Le PS, en quête de renouveau et de reconquête de l'électorat populaire, pouvait prendre une autre voie. À la faveur du « non » français en 2005, il aurait pu entendre que ceux qui, dans ses rangs, étaient restés aux côtés de la gauche (c'est-à-dire du côté de ses électeurs) avaient fait le bon choix politique. À la faveur de la nouvelle crise financière enclenchée dès l'été 2007, il pouvait reconnaître que tous les socialistes qui, inlassablement depuis les années 1990, avaient fait le bon diagnostic sur la mutation du capitalisme, n'étaient pas d'archaïques gauchistes mais, au contraire, des socialistes vraiment au fait du monde présent.
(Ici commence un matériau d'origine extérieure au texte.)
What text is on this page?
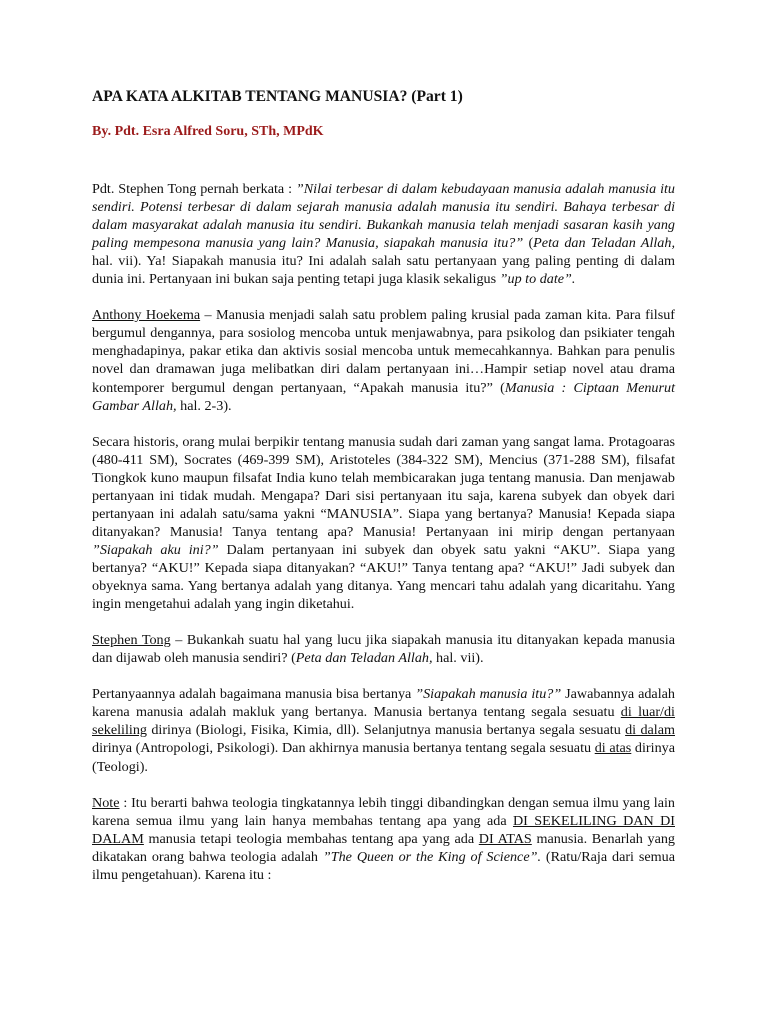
APA KATA ALKITAB TENTANG MANUSIA? (Part 1)
By. Pdt. Esra Alfred Soru, STh, MPdK

Pdt. Stephen Tong pernah berkata : ”Nilai terbesar di dalam kebudayaan manusia adalah manusia itu sendiri. Potensi terbesar di dalam sejarah manusia adalah manusia itu sendiri. Bahaya terbesar di dalam masyarakat adalah manusia itu sendiri. Bukankah manusia telah menjadi sasaran kasih yang paling mempesona manusia yang lain? Manusia, siapakah manusia itu?” (Peta dan Teladan Allah, hal. vii). Ya! Siapakah manusia itu? Ini adalah salah satu pertanyaan yang paling penting di dalam dunia ini. Pertanyaan ini bukan saja penting tetapi juga klasik sekaligus ”up to date”.

Anthony Hoekema – Manusia menjadi salah satu problem paling krusial pada zaman kita. Para filsuf bergumul dengannya, para sosiolog mencoba untuk menjawabnya, para psikolog dan psikiater tengah menghadapinya, pakar etika dan aktivis sosial mencoba untuk memecahkannya. Bahkan para penulis novel dan dramawan juga melibatkan diri dalam pertanyaan ini…Hampir setiap novel atau drama kontemporer bergumul dengan pertanyaan, “Apakah manusia itu?” (Manusia : Ciptaan Menurut Gambar Allah, hal. 2-3).

Secara historis, orang mulai berpikir tentang manusia sudah dari zaman yang sangat lama. Protagoaras (480-411 SM), Socrates (469-399 SM), Aristoteles (384-322 SM), Mencius (371-288 SM), filsafat Tiongkok kuno maupun filsafat India kuno telah membicarakan juga tentang manusia. Dan menjawab pertanyaan ini tidak mudah. Mengapa? Dari sisi pertanyaan itu saja, karena subyek dan obyek dari pertanyaan ini adalah satu/sama yakni “MANUSIA”. Siapa yang bertanya? Manusia! Kepada siapa ditanyakan? Manusia! Tanya tentang apa? Manusia! Pertanyaan ini mirip dengan pertanyaan ”Siapakah aku ini?” Dalam pertanyaan ini subyek dan obyek satu yakni “AKU”. Siapa yang bertanya? “AKU!” Kepada siapa ditanyakan? “AKU!” Tanya tentang apa? “AKU!” Jadi subyek dan obyeknya sama. Yang bertanya adalah yang ditanya. Yang mencari tahu adalah yang dicaritahu. Yang ingin mengetahui adalah yang ingin diketahui.

Stephen Tong – Bukankah suatu hal yang lucu jika siapakah manusia itu ditanyakan kepada manusia dan dijawab oleh manusia sendiri? (Peta dan Teladan Allah, hal. vii).

Pertanyaannya adalah bagaimana manusia bisa bertanya ”Siapakah manusia itu?” Jawabannya adalah karena manusia adalah makluk yang bertanya. Manusia bertanya tentang segala sesuatu di luar/di sekeliling dirinya (Biologi, Fisika, Kimia, dll). Selanjutnya manusia bertanya segala sesuatu di dalam dirinya (Antropologi, Psikologi). Dan akhirnya manusia bertanya tentang segala sesuatu di atas dirinya (Teologi).

Note : Itu berarti bahwa teologia tingkatannya lebih tinggi dibandingkan dengan semua ilmu yang lain karena semua ilmu yang lain hanya membahas tentang apa yang ada DI SEKELILING DAN DI DALAM manusia tetapi teologia membahas tentang apa yang ada DI ATAS manusia. Benarlah yang dikatakan orang bahwa teologia adalah ”The Queen or the King of Science”. (Ratu/Raja dari semua ilmu pengetahuan). Karena itu :
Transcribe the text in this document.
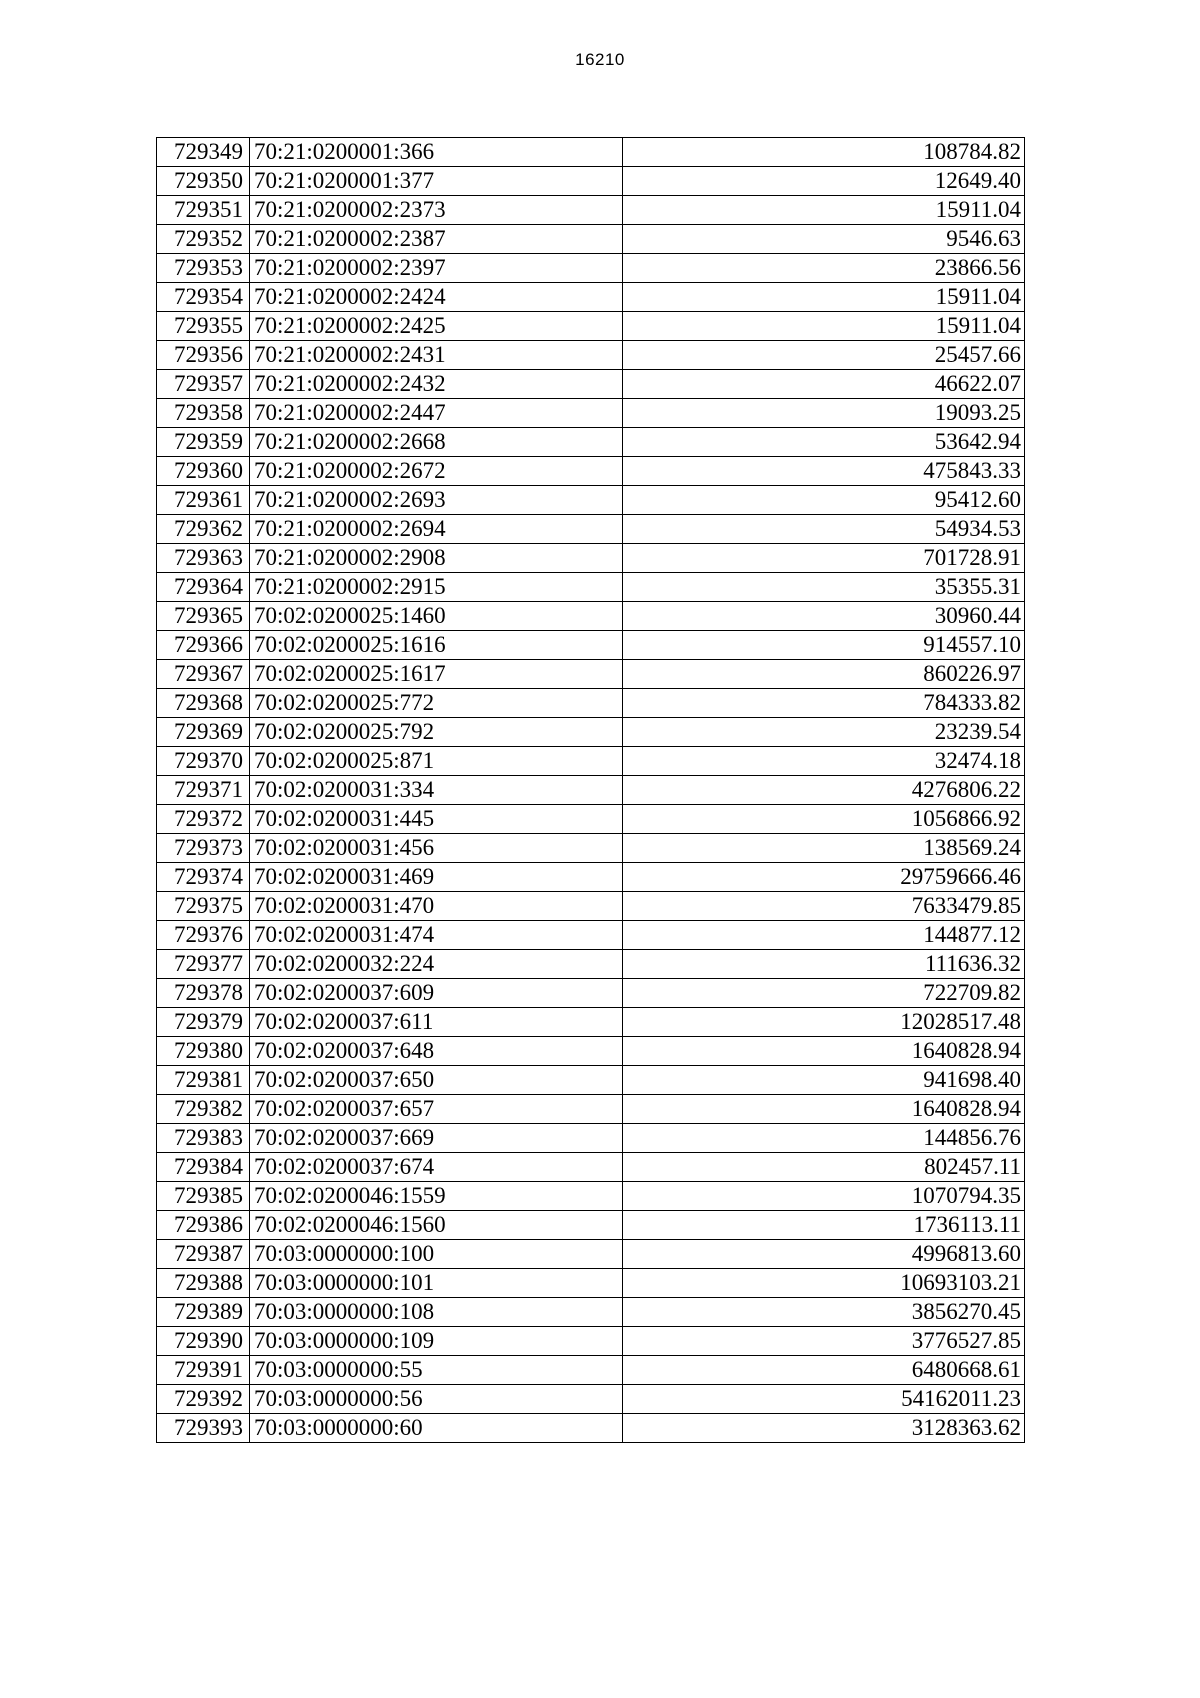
16210
729349	70:21:0200001:366	108784.82
729350	70:21:0200001:377	12649.40
729351	70:21:0200002:2373	15911.04
729352	70:21:0200002:2387	9546.63
729353	70:21:0200002:2397	23866.56
729354	70:21:0200002:2424	15911.04
729355	70:21:0200002:2425	15911.04
729356	70:21:0200002:2431	25457.66
729357	70:21:0200002:2432	46622.07
729358	70:21:0200002:2447	19093.25
729359	70:21:0200002:2668	53642.94
729360	70:21:0200002:2672	475843.33
729361	70:21:0200002:2693	95412.60
729362	70:21:0200002:2694	54934.53
729363	70:21:0200002:2908	701728.91
729364	70:21:0200002:2915	35355.31
729365	70:02:0200025:1460	30960.44
729366	70:02:0200025:1616	914557.10
729367	70:02:0200025:1617	860226.97
729368	70:02:0200025:772	784333.82
729369	70:02:0200025:792	23239.54
729370	70:02:0200025:871	32474.18
729371	70:02:0200031:334	4276806.22
729372	70:02:0200031:445	1056866.92
729373	70:02:0200031:456	138569.24
729374	70:02:0200031:469	29759666.46
729375	70:02:0200031:470	7633479.85
729376	70:02:0200031:474	144877.12
729377	70:02:0200032:224	111636.32
729378	70:02:0200037:609	722709.82
729379	70:02:0200037:611	12028517.48
729380	70:02:0200037:648	1640828.94
729381	70:02:0200037:650	941698.40
729382	70:02:0200037:657	1640828.94
729383	70:02:0200037:669	144856.76
729384	70:02:0200037:674	802457.11
729385	70:02:0200046:1559	1070794.35
729386	70:02:0200046:1560	1736113.11
729387	70:03:0000000:100	4996813.60
729388	70:03:0000000:101	10693103.21
729389	70:03:0000000:108	3856270.45
729390	70:03:0000000:109	3776527.85
729391	70:03:0000000:55	6480668.61
729392	70:03:0000000:56	54162011.23
729393	70:03:0000000:60	3128363.62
Or, ces socialistes qui avaient « un monde d'avance », aucun autre courant au PS n'a voulu entrer dans le congrès avec eux, dans une motion commune à laquelle ils étaient disposés sans autres conditions que celles relatives à la ligne politique, concernant notamment la réorientation de la construction européenne et la remise en question du dogme du libre-échange. Je prends acte de ce refus. Je prends acte de ce que la seule motion qui, selon moi, aurait dû arriver en tête dans un Congrès « socialiste », et dans ce moment de l'histoire qui lui donne raison, est arrivée en queue avec 18,5% des votes.
En conséquence, à la suite de Marc Dolez et de Jean-Luc Mélenchon, je m'engage dans la construction du « Parti de Gauche ». J'appelle tous ceux qui m'ont fait jusqu'ici l'honneur de manifester leur soutien à mes engagements à nous rejoindre dans cette entreprise.